I’ve had a semi-complicated relationship with the concept of employment. While I was in school (including college), my parents basically forbid me from getting a job. This is mostly because of my sister, who got a job in high school and stopped caring about school after that. She dropped out of college and my parents didn’t want me to do that. So, after getting my Bachelor’s and Master’s, the world of employment finally opened up to me. Unfortunately, my first two “jobs” were just unpaid internships that were more busy work than anything else. Put simply, my employers weren’t all that good and didn’t really need me. So, instead, I consider my first official “job” to be the first one that actually payed me. And that job had me working at a prison.
I’m going to purposefully be vague about my employers and the prison itself. Simply put, I don’t remember signing any kind of “non-disclosure agreement,” but I don’t remember NOT signing something like that either. I’m just trying to legally cover my ass.
So, around October of 2015, I caught wind of a job at a local community college. It was a teaching job, which I was mildly interested in pursuing. So, with some help, I got an interview. To make a long story short, I got the job. However, through a series of rather hard to explain circumstances, instead of teaching at the college itself, the powers that be decided to put me in their program helping prisoners get their GEDs. Thus, my first official job was working for a college at a prison.

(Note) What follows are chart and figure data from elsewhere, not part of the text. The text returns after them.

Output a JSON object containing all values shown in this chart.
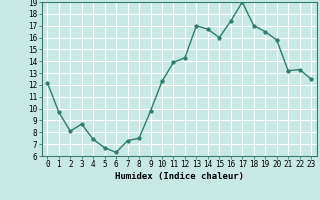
{
  "x": [
    0,
    1,
    2,
    3,
    4,
    5,
    6,
    7,
    8,
    9,
    10,
    11,
    12,
    13,
    14,
    15,
    16,
    17,
    18,
    19,
    20,
    21,
    22,
    23
  ],
  "y": [
    12.2,
    9.7,
    8.1,
    8.7,
    7.4,
    6.7,
    6.3,
    7.3,
    7.5,
    9.8,
    12.3,
    13.9,
    14.3,
    17.0,
    16.7,
    16.0,
    17.4,
    19.0,
    17.0,
    16.5,
    15.8,
    13.2,
    13.3,
    12.5
  ],
  "line_color": "#2e7d6e",
  "bg_color": "#c8e8e4",
  "grid_color": "#ffffff",
  "xlabel": "Humidex (Indice chaleur)",
  "ylim": [
    6,
    19
  ],
  "xlim_min": -0.5,
  "xlim_max": 23.5,
  "yticks": [
    6,
    7,
    8,
    9,
    10,
    11,
    12,
    13,
    14,
    15,
    16,
    17,
    18,
    19
  ],
  "xticks": [
    0,
    1,
    2,
    3,
    4,
    5,
    6,
    7,
    8,
    9,
    10,
    11,
    12,
    13,
    14,
    15,
    16,
    17,
    18,
    19,
    20,
    21,
    22,
    23
  ],
  "xtick_labels": [
    "0",
    "1",
    "2",
    "3",
    "4",
    "5",
    "6",
    "7",
    "8",
    "9",
    "10",
    "11",
    "12",
    "13",
    "14",
    "15",
    "16",
    "17",
    "18",
    "19",
    "20",
    "21",
    "22",
    "23"
  ],
  "marker_size": 2.5,
  "line_width": 1.0,
  "tick_fontsize": 5.5,
  "xlabel_fontsize": 6.5
}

The term “prison” is honestly a bit harsh in this case. The facility I was teaching in was considered more like a “re-entry center.” This means that the prisoners, or “residents,” I was teaching were within 3 years of re-entering society. I would consider the whole facility more on the “light security” side. Still, being the child of a police officer, I was really nervous about what I would see as an employee in this prison. Would I see make-shift weapons everywhere? Were all the people I’d see hardened criminals? Would I be afraid for my life every day? Turns out, the answer to all these questions was No.
See, I taught in the GED program for the facility. In order to even be granted permission to get in this program, the residents had to be in their absolute best behavior. This means no contraband violations, no violence, etc. So, for the most part, my students were just regular guys who wanted to further their own education and get their GED. Honestly, I met some nice people in there, including my favorite student who was very philosophical and well read.

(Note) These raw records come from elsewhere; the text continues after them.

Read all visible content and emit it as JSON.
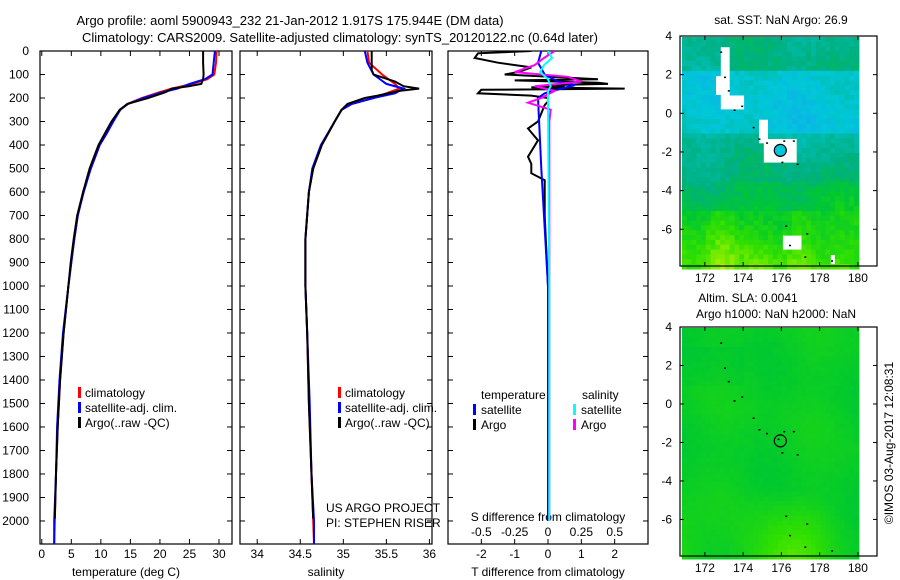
{
  "header": {
    "title_line1": "Argo profile: aoml 5900943_232 21-Jan-2012 1.917S 175.944E (DM data)",
    "title_line2": "Climatology: CARS2009. Satellite-adjusted climatology: synTS_20120122.nc (0.64d later)"
  },
  "credit": {
    "project": "US ARGO PROJECT",
    "pi": "PI: STEPHEN RISER",
    "stamp": "©IMOS 03-Aug-2017 12:08:31"
  },
  "colors": {
    "climatology": "#ff0000",
    "satellite": "#0000ff",
    "argo": "#000000",
    "sal_satellite": "#00ffff",
    "sal_argo": "#ff00ff"
  },
  "chart_data": [
    {
      "type": "line",
      "xlabel": "temperature (deg C)",
      "ylabel": "",
      "xlim": [
        -0.3,
        32.2
      ],
      "ylim": [
        0,
        2098
      ],
      "xticks": [
        0,
        5,
        10,
        15,
        20,
        25,
        30
      ],
      "yticks": [
        0,
        100,
        200,
        300,
        400,
        500,
        600,
        700,
        800,
        900,
        1000,
        1100,
        1200,
        1300,
        1400,
        1500,
        1600,
        1700,
        1800,
        1900,
        2000
      ],
      "legend": [
        "climatology",
        "satellite-adj. clim.",
        "Argo(..raw -QC)"
      ],
      "series": [
        {
          "name": "climatology",
          "color": "#ff0000",
          "depth": [
            0,
            50,
            100,
            120,
            140,
            160,
            175,
            200,
            225,
            250,
            300,
            350,
            400,
            500,
            600,
            700,
            800,
            900,
            1000,
            1200,
            1400,
            1600,
            1800,
            2000,
            2098
          ],
          "values": [
            29.6,
            29.5,
            29.2,
            28,
            25.5,
            22,
            20,
            17,
            14.5,
            13.3,
            12,
            11,
            9.8,
            8.3,
            7,
            6.1,
            5.5,
            5,
            4.5,
            3.7,
            3.1,
            2.7,
            2.4,
            2.2,
            2.1
          ]
        },
        {
          "name": "satellite-adj. clim.",
          "color": "#0000ff",
          "depth": [
            0,
            50,
            100,
            120,
            140,
            160,
            175,
            200,
            225,
            250,
            300,
            350,
            400,
            500,
            600,
            700,
            800,
            900,
            1000,
            1200,
            1400,
            1600,
            1800,
            2000,
            2098
          ],
          "values": [
            29.3,
            29.1,
            28.9,
            27.6,
            25,
            23,
            20.5,
            17.2,
            14.6,
            13.3,
            12.1,
            11,
            9.8,
            8.3,
            7.1,
            6.1,
            5.5,
            5,
            4.5,
            3.6,
            3,
            2.6,
            2.4,
            2.1,
            2.1
          ]
        },
        {
          "name": "Argo(..raw -QC)",
          "color": "#000000",
          "depth": [
            0,
            50,
            100,
            120,
            140,
            150,
            160,
            175,
            200,
            225,
            250,
            300,
            350,
            400,
            500,
            600,
            700,
            800,
            900,
            1000,
            1200,
            1400,
            1600,
            1800,
            1990
          ],
          "values": [
            27.3,
            27.3,
            27.4,
            27.3,
            27,
            25,
            22,
            21,
            18,
            14.5,
            13.2,
            11.8,
            10.7,
            9.6,
            8.1,
            7,
            6,
            5.4,
            4.9,
            4.5,
            3.7,
            3.1,
            2.7,
            2.4,
            2.2
          ]
        }
      ]
    },
    {
      "type": "line",
      "xlabel": "salinity",
      "xlim": [
        33.8,
        36.03
      ],
      "ylim": [
        0,
        2098
      ],
      "xticks": [
        34,
        34.5,
        35,
        35.5,
        36
      ],
      "xticklabels": [
        "34",
        "34.5",
        "35",
        "35.5",
        "36"
      ],
      "legend": [
        "climatology",
        "satellite-adj. clim.",
        "Argo(..raw -QC)"
      ],
      "series": [
        {
          "name": "climatology",
          "color": "#ff0000",
          "depth": [
            0,
            50,
            100,
            140,
            160,
            180,
            200,
            225,
            250,
            300,
            400,
            500,
            600,
            800,
            1000,
            1200,
            1500,
            1800,
            2000,
            2098
          ],
          "values": [
            35.28,
            35.3,
            35.45,
            35.6,
            35.65,
            35.5,
            35.35,
            35.1,
            34.98,
            34.9,
            34.75,
            34.65,
            34.6,
            34.56,
            34.56,
            34.58,
            34.6,
            34.63,
            34.65,
            34.66
          ]
        },
        {
          "name": "satellite-adj. clim.",
          "color": "#0000ff",
          "depth": [
            0,
            50,
            100,
            140,
            160,
            180,
            200,
            225,
            250,
            300,
            400,
            500,
            600,
            800,
            1000,
            1200,
            1500,
            1800,
            2000,
            2098
          ],
          "values": [
            35.25,
            35.28,
            35.35,
            35.5,
            35.7,
            35.6,
            35.35,
            35.1,
            34.98,
            34.9,
            34.74,
            34.64,
            34.6,
            34.56,
            34.56,
            34.58,
            34.61,
            34.63,
            34.66,
            34.66
          ]
        },
        {
          "name": "Argo(..raw -QC)",
          "color": "#000000",
          "depth": [
            0,
            80,
            100,
            130,
            150,
            160,
            170,
            190,
            200,
            225,
            250,
            300,
            400,
            500,
            600,
            800,
            1000,
            1200,
            1500,
            1800,
            1990
          ],
          "values": [
            35.33,
            35.33,
            35.35,
            35.6,
            35.7,
            35.88,
            35.65,
            35.4,
            35.25,
            35.05,
            34.98,
            34.9,
            34.75,
            34.65,
            34.6,
            34.56,
            34.56,
            34.58,
            34.6,
            34.63,
            34.65
          ]
        }
      ]
    },
    {
      "type": "line",
      "xlabel": "T difference from climatology",
      "x2label": "S difference from climatology",
      "xlim": [
        -3,
        3
      ],
      "x2lim": [
        -0.75,
        0.75
      ],
      "ylim": [
        0,
        2098
      ],
      "xticks": [
        -2,
        -1,
        0,
        1,
        2
      ],
      "x2ticks": [
        -0.5,
        -0.25,
        0,
        0.25,
        0.5
      ],
      "x2ticklabels": [
        "-0.5",
        "-0.25",
        "0",
        "0.25",
        "0.5"
      ],
      "legend": {
        "temperature_header": "temperature",
        "salinity_header": "salinity",
        "satellite": "satellite",
        "argo": "Argo"
      },
      "series": [
        {
          "name": "T Argo",
          "axis": "T",
          "color": "#000000",
          "depth": [
            0,
            10,
            30,
            50,
            70,
            80,
            90,
            100,
            120,
            125,
            135,
            140,
            145,
            150,
            155,
            160,
            165,
            180,
            190,
            200,
            215,
            230,
            300,
            330,
            380,
            450,
            480,
            520,
            550,
            700,
            1000,
            2000
          ],
          "values": [
            -0.5,
            -2.1,
            -2.2,
            -1.5,
            -0.5,
            -0.7,
            -0.9,
            -1.3,
            1.5,
            -1,
            1.5,
            1.8,
            0,
            0.5,
            -0.5,
            2.3,
            -2,
            -2.1,
            -0.5,
            0,
            0,
            -0.1,
            -0.3,
            -0.6,
            -0.3,
            -0.6,
            -0.5,
            -0.5,
            -0.1,
            -0.1,
            0,
            0
          ]
        },
        {
          "name": "T satellite",
          "axis": "T",
          "color": "#0000ff",
          "depth": [
            0,
            50,
            100,
            130,
            145,
            160,
            180,
            200,
            500,
            1000,
            2000
          ],
          "values": [
            -0.2,
            -0.3,
            -0.1,
            0.3,
            0.8,
            0.4,
            -0.1,
            -0.3,
            -0.2,
            0,
            0
          ]
        },
        {
          "name": "S Argo",
          "axis": "S",
          "color": "#ff00ff",
          "depth": [
            0,
            30,
            60,
            90,
            110,
            130,
            150,
            170,
            200,
            220,
            250,
            300,
            1000,
            2000
          ],
          "values": [
            0.05,
            -0.03,
            -0.1,
            -0.25,
            0.15,
            0.25,
            -0.1,
            0.05,
            -0.05,
            -0.15,
            0.02,
            0.01,
            0.01,
            0.01
          ]
        },
        {
          "name": "S satellite",
          "axis": "S",
          "color": "#00ffff",
          "depth": [
            0,
            30,
            60,
            90,
            120,
            150,
            170,
            200,
            1000,
            2000
          ],
          "values": [
            0,
            0.03,
            -0.03,
            -0.06,
            0,
            0.02,
            0,
            0,
            0.01,
            0.01
          ]
        }
      ]
    },
    {
      "type": "heatmap",
      "title": "sat. SST: NaN Argo: 26.9",
      "xlim": [
        170.7,
        181
      ],
      "ylim": [
        -7.9,
        4
      ],
      "xticks": [
        172,
        174,
        176,
        178,
        180
      ],
      "yticks": [
        4,
        2,
        0,
        -2,
        -4,
        -6
      ],
      "marker": {
        "lon": 175.944,
        "lat": -1.917
      }
    },
    {
      "type": "heatmap",
      "title": "Altim. SLA: 0.0041",
      "subtitle": "Argo h1000: NaN h2000: NaN",
      "xlim": [
        170.7,
        181
      ],
      "ylim": [
        -7.9,
        4
      ],
      "xticks": [
        172,
        174,
        176,
        178,
        180
      ],
      "yticks": [
        4,
        2,
        0,
        -2,
        -4,
        -6
      ],
      "marker": {
        "lon": 175.944,
        "lat": -1.917
      }
    }
  ]
}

That’s not to say their weren’t any incidents in the 5 months I worked at the facility. One of my students came in so high one day that he couldn’t even sit down. (I asked an officer once how they can even get that stuff. All I got in response was “They always find a way.”) There was an incident involving a violent inmate attacking a nurse. Not to mention a big ordeal involving “pornographic contraband” that got one of my coworkers fired. But the incidents were never TOO violent. (The nurse was mostly shocked, if I remember correctly.)
The real trouble came from the people running the place. See, there was an entire bureaucracy to the place that always left a bad taste in my mouth. It felt like teaching with my hands tied behind my back. The students were always asking for supplies that we ran out of quickly. To get new supplies, the facility needed to approve of the supplies, inspect them, submit written approvals, blah blah blah. To give you an example of bureaucracy screwing us over, let me tell you about the computer lab. My main classroom was the computer lab where I would tutor people at different levels of education. The Lab had a total of about 16 computers. At one point, for 6 weeks, we had only 3 computers that actually worked. In order to fix those computers, there had to be an entire process that the facility outright refused to start doing, effectively holding the computers hostage until some contract with the college pulled through or something. To be honest, the whole thing was confusing and it left me pretty angry.
Working at a prison was a challenge, but it was rewarding for me. By working at this prison, I found out I had a knack for teaching. Now I work for the college directly teaching classes in a normal classroom. Would I recommend working for a prison? Well, you definitely get a sense of what the prisoners go through. You get an appreciation for your own life. But still, no, I wouldn’t really recommend it if only because the people in charge can sometimes be very petty.